The second component of the triad, integrity assures the sensitive data is trustworthy and
accurate. Consistency, accuracy, and trustworthiness of data should be maintained over its
life cycle. Sensitive data should not be altered in transit, and security measures, such as file
permissions and user access controls, should be taken to make sure that it cannot be modified
by unauthorized users.

In addition, version control should be used to prevent unintentional changes and deletions
from authorized users from becoming a problem. Other measures should also be taken to
detect data changes that might occur due to a non-human-caused event, such as a server crash
or an environmental failure. Sensitive data should also include cryptographic checksums for
verification of integrity. In addition, backups or redundancy plans should be planned and
implemented to restore any affected data in case of an integrity failure or security breach in
order to restore data back to its correct state.

AVAILABILITY:

Availability is the guarantee of reliable and constant access to your sensitive data by
authorized people.
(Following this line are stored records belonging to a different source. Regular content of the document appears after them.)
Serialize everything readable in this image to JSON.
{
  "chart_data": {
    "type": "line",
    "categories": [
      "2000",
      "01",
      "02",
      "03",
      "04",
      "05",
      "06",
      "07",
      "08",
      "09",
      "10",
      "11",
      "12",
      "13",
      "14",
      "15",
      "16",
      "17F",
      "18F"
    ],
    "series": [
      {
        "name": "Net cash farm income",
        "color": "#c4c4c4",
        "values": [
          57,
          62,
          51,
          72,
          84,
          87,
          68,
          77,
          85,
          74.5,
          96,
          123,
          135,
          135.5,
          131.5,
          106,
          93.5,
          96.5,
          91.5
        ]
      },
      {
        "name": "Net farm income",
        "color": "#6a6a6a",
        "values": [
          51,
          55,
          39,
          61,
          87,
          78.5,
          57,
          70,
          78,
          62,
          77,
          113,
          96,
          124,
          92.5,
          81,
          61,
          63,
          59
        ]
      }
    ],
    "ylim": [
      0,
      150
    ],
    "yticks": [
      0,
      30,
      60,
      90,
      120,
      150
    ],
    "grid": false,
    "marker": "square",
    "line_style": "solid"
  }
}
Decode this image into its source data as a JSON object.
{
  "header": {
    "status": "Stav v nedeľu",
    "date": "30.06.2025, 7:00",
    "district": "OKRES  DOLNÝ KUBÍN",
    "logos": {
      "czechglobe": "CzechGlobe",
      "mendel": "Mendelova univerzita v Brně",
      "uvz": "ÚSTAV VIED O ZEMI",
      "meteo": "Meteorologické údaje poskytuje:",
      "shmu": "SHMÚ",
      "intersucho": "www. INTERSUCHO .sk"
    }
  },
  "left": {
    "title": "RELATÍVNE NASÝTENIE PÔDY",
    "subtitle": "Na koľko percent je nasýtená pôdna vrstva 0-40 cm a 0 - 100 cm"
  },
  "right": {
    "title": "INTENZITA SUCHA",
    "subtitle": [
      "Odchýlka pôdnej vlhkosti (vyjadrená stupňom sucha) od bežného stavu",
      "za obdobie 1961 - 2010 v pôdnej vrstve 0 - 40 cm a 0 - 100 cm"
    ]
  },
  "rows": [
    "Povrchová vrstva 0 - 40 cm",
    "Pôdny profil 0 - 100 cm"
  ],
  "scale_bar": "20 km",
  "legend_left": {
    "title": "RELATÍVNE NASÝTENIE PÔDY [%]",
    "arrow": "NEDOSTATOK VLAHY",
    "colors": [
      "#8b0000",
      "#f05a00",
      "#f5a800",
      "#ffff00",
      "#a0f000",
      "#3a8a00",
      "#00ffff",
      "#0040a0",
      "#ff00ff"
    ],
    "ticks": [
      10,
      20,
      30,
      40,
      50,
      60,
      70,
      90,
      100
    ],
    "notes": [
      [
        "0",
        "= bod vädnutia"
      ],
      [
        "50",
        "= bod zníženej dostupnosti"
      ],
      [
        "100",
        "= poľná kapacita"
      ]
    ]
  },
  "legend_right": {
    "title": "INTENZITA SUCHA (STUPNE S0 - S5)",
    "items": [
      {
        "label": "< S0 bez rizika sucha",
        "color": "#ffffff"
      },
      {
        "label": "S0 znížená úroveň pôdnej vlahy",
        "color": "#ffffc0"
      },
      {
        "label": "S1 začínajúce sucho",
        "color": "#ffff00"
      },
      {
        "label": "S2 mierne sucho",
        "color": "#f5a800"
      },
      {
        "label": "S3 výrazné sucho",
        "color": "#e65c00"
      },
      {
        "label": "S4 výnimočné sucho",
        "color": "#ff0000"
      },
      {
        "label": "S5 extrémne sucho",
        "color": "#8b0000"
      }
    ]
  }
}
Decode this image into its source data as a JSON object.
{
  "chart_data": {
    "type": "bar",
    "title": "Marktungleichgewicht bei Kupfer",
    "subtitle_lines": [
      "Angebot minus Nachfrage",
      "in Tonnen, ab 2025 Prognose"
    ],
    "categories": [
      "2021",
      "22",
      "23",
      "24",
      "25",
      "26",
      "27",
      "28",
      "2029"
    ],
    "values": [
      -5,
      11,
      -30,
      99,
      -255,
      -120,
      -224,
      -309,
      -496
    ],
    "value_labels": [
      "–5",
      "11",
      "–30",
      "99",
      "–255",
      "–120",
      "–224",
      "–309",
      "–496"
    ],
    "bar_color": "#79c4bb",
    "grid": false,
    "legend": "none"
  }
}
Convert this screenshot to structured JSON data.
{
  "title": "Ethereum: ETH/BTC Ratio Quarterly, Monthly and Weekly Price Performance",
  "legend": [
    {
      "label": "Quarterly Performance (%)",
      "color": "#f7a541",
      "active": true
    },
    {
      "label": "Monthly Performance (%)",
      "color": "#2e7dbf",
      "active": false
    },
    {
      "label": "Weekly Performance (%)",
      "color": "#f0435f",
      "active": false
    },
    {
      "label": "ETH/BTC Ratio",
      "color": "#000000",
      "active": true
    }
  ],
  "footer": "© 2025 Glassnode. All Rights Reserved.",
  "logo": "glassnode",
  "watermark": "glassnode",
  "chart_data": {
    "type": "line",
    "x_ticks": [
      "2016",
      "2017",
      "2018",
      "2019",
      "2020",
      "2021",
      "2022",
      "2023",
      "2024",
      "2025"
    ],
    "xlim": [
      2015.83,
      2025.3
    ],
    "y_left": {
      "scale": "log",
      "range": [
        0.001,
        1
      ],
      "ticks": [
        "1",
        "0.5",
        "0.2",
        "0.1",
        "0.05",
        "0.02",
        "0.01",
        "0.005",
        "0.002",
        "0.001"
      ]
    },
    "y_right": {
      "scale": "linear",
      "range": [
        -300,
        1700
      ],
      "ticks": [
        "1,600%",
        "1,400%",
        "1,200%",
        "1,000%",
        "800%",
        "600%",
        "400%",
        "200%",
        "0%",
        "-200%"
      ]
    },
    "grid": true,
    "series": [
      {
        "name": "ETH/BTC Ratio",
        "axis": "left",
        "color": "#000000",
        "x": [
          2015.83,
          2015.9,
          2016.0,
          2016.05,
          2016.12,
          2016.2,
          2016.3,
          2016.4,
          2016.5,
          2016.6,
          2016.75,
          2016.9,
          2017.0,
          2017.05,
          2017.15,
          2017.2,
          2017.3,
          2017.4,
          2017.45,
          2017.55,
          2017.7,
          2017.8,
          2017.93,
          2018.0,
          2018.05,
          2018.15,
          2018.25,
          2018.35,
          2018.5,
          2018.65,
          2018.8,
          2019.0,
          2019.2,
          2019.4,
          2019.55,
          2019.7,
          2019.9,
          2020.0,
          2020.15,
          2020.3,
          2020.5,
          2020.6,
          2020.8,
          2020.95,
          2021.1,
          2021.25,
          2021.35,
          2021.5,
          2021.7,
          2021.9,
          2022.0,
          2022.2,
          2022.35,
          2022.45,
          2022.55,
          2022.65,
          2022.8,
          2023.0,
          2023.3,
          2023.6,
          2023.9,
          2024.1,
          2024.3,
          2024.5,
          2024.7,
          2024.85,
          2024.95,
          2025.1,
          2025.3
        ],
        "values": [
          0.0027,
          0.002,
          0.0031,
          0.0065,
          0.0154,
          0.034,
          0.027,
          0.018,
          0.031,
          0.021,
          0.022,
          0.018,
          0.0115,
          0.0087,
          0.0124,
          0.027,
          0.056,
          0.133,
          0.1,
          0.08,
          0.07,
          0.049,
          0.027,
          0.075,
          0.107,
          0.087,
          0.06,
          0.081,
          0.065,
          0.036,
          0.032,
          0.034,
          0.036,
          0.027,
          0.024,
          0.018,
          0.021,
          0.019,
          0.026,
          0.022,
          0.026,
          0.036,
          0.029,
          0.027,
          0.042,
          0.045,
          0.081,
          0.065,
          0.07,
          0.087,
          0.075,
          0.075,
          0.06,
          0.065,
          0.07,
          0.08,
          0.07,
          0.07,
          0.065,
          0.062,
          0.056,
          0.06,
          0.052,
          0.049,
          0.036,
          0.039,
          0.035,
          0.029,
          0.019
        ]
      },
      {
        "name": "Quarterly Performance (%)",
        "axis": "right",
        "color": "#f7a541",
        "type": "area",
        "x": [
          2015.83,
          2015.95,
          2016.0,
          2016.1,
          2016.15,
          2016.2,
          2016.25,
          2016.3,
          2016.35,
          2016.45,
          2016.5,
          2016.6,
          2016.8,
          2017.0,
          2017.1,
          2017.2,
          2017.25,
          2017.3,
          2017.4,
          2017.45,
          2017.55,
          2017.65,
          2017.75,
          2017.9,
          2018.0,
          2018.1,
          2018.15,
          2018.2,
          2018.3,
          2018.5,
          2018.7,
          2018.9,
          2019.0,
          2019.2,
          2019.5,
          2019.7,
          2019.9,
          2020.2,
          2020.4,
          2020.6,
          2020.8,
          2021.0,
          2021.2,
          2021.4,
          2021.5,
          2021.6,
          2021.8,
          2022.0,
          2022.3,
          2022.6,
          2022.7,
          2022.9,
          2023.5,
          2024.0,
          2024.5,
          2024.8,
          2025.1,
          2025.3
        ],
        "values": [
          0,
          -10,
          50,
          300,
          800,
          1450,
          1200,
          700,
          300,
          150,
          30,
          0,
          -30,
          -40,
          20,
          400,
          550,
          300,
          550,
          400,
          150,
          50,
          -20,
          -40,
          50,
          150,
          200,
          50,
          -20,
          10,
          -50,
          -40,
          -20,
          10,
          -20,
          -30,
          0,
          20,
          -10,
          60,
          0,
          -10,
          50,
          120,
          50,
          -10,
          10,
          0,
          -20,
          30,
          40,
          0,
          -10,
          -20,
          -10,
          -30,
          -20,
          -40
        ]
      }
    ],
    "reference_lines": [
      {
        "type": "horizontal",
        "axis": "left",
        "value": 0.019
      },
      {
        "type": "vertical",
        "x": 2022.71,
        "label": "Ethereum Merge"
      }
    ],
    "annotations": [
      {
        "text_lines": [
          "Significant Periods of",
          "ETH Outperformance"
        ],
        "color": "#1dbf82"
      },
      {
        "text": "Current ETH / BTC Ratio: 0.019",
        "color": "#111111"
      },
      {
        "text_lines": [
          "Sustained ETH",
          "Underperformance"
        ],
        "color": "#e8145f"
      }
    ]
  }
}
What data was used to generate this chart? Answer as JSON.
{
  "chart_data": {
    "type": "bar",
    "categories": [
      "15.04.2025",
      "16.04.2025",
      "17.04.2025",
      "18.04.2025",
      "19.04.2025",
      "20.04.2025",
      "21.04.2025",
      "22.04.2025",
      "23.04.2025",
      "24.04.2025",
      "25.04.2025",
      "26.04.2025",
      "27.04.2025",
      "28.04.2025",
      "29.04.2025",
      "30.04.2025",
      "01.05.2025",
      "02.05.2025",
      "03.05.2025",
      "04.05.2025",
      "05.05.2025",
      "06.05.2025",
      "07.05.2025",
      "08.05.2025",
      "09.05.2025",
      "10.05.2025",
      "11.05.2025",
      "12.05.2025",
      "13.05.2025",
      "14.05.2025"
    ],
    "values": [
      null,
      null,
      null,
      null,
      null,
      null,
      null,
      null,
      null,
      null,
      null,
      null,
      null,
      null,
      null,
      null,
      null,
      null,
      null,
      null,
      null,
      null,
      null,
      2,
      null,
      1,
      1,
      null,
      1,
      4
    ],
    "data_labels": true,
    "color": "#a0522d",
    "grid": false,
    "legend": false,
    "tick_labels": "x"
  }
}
It is best guaranteed by properly maintaining all hardware and software
necessary to ensure the availability of sensitive data. It’s also important to keep up with
system upgrades. Providing adequate communication throughput and preventing bottleneck
helps as well. Redundancy, failover, RAID, and clustering are important measures that should
be considered to avoid serious availability problems.

A quick, adaptive disaster recovery plan is crucial for the worst-case scenarios, which will
depend on the successful execution of a full disaster recovery plan.

Safeguards against interruptions in connections and data loss should consider unpredictable
events such as a fire or a natural disaster. To prevent data loss, backup should be located in a
geographically separate location, and in a fireproof, waterproof vault.

To prevent downtime due to malicious attacks such as denial-of-service DOS attacks and
network intrusions, extra software and security equipment should be used as well.